No, I don’t think so.
And second generation mutants wouldn’t be mutants if they inherited their parent’s abilities, so, like Polaris. Unless she has a different mutation as well. But back when Quicksilver was Magneto’s son, he didn’t inherit the superspeed.
LikeLike
Apparently the specific manifestations of the X-gene are not consistent between generations: Wanda IIRC would have been an energy-manipulator like Magneto if not for Cthon, but she might not have been magnetic. Or between siblings: both Alex and Scott absorb and unleash energy but not quite the same. Which doesn’t affect the point that no, not mutants after second generation.
LikeLike
If the X-gene is manifesting, it’s not mutants either. It’s inheritance.
I’d say that if Wanda inherits the propensity to channel energy, but a mutation (in this case, diverted by Chthon) is responsible for the kind of energy (or, perhaps, water or fire or who knows what), it could still be mutation.
Just not if it’s caused by an inherited gene.
LikeLike
“It was a series that I was following, more because it was a part of the larger Marvel Universe than anything else,” and “And it’s on that note that the story is To Be Continued.”

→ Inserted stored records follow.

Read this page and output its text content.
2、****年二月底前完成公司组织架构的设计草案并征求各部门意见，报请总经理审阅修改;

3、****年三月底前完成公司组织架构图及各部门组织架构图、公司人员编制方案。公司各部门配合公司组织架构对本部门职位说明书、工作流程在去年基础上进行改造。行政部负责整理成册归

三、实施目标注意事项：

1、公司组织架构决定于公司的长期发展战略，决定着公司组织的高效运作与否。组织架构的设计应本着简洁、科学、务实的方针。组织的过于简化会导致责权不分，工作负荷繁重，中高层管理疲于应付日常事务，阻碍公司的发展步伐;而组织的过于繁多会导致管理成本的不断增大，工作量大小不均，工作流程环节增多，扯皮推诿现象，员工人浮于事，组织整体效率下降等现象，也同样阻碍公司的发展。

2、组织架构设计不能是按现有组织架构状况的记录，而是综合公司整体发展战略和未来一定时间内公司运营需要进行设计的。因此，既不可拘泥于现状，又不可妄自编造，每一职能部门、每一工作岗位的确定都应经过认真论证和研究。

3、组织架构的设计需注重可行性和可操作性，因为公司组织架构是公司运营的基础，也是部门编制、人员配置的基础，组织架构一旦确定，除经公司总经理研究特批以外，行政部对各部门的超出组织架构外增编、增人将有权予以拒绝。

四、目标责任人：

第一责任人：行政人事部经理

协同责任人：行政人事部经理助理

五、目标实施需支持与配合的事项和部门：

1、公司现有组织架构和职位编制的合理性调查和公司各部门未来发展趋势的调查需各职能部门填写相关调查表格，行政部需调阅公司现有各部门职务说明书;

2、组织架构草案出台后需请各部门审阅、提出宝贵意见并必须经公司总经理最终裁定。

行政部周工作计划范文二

I know that these were features, not bugs, of the Marvel Universe, and were what a lot of Marvel fans loved about the company, but for me, these were the two things that really turned me off to Marvel’s comics as a kid. I always felt like I was coming into the middle of a story, and never got a conclusion to the story I just read. And I felt like I had to read three other titles just to understand what was going on. The same thing eventually turned me off of the MCU as well. To be clear, I’m not advocating for one-and-done comics stories (although those are fine, too). I like long-form, serialized storytelling, but I also want my stories to have a clear beginning, middle, and an end. And Marvel has always just felt like one continuous, never-ending soap opera.
This is one of the reasons why, when I was a teenager in the 1980s, I really gravitated towards DC’s focus on mini-series, particularly Prestige and Deluxe format mini-series that felt more like movies and less like soap operas. Complete stories that really focused on narrative structure, and which were satisfying in and of themselves (instead of being just one more brick in an ever expanding wall).
LikeLike
the Continued aspect was a problem for me too — on my limited budget there was no way I could be confident of being able to buy all the installments. I remember reading the middle installment of the first Sentinels story, then missing the conclusion and picking up with the follow-up story — and missing part two where they beat Magneto.